Brent headed for the first weekly drop since violence erupted in Iraq amid speculation that oil output would remain safe in OPEC’s second-biggest producer. West Texas Intermediate was steady in New York.
Futures were little changed in London and down 1.2 percent from June 20, the biggest weekly drop since April. Iraqi forces held the Baiji refinery in the north after repelling the latest attack by Islamist militants. Fighting hasn’t spread to the south, home to more than three-quarters of the nation’s oil production. U.S. crude stockpiles increased last week for the first time since May, according to the Energy Information Administration.
“Right now we are focusing hard on the situation in Iraq, although concern may have been a bit inflated,” Jens Pedersen, an analyst at Danske Bank A/S in Copenhagen, said by e-mail. “The short-term risks to the oil market are limited.”

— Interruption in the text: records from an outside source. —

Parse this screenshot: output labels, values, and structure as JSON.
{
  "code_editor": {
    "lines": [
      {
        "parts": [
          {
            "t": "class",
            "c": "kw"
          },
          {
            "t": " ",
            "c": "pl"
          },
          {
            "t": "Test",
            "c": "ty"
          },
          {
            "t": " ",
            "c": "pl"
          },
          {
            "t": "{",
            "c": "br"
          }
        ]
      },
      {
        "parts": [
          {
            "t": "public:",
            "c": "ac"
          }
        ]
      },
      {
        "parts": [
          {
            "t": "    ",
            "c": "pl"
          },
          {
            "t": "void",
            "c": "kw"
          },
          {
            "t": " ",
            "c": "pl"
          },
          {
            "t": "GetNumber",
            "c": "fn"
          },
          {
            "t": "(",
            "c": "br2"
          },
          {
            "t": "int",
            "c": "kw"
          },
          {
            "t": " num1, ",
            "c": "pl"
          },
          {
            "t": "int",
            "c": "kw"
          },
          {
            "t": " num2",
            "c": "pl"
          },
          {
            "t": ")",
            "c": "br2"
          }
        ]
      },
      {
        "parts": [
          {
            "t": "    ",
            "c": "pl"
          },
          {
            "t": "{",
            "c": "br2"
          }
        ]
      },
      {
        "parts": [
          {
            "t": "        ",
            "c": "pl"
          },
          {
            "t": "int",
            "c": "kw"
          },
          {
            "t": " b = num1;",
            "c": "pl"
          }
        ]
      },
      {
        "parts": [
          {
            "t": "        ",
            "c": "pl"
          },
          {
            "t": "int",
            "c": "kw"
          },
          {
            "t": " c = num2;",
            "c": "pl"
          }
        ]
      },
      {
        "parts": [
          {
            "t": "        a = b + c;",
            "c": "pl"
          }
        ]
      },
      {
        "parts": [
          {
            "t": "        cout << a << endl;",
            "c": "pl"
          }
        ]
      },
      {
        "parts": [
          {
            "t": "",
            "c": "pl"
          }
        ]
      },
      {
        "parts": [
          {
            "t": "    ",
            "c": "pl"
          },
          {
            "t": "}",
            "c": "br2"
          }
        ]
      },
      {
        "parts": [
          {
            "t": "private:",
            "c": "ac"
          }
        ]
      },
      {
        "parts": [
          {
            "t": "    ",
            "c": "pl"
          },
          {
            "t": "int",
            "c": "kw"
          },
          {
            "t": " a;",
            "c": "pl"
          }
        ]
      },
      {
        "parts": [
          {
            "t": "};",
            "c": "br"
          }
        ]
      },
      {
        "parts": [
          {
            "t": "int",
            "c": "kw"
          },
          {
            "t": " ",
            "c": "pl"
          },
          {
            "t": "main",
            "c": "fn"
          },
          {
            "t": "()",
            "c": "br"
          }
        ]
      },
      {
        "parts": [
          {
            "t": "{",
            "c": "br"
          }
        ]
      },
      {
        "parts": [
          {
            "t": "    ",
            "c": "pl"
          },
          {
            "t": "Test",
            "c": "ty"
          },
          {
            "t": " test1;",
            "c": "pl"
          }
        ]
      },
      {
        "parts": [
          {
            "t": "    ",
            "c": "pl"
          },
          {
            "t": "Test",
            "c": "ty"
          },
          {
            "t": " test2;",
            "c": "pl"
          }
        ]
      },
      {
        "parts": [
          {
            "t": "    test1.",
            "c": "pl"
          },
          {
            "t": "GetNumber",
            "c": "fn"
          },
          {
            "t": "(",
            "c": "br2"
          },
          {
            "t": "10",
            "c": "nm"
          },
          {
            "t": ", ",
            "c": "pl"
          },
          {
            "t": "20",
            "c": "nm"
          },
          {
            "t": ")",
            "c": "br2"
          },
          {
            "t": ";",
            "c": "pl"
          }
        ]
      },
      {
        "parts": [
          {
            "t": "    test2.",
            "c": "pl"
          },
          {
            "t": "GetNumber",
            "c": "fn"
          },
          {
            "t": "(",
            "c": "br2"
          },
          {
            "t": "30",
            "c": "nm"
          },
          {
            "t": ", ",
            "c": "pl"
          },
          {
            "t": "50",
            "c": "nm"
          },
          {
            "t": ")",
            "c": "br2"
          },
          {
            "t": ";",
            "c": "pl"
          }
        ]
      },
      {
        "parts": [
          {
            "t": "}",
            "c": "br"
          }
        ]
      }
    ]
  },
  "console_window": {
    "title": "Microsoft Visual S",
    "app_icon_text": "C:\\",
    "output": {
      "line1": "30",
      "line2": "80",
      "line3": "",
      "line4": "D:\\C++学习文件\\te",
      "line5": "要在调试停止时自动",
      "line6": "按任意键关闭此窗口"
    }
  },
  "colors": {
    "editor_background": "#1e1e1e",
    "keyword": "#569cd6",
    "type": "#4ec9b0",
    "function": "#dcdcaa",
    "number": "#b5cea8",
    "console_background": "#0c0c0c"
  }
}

Brent for August settlement was at $113.37 a barrel on the London-based ICE Futures Europe exchange, up 16 cents, at 1:12 p.m. London time. The volume of all futures traded was about 48 percent below the 100-day average for the time of day. Prices have climbed 2.3 percent this year.
WTI for August delivery was little changed after earlier sliding as much as 36 cents to $105.48 a barrel in electronic trading on the New York Mercantile Exchange. Prices are down 1.3 percent this week. The U.S. benchmark crude was at a discount of $7.48 to Brent on ICE, compared with $7.98 on June 20.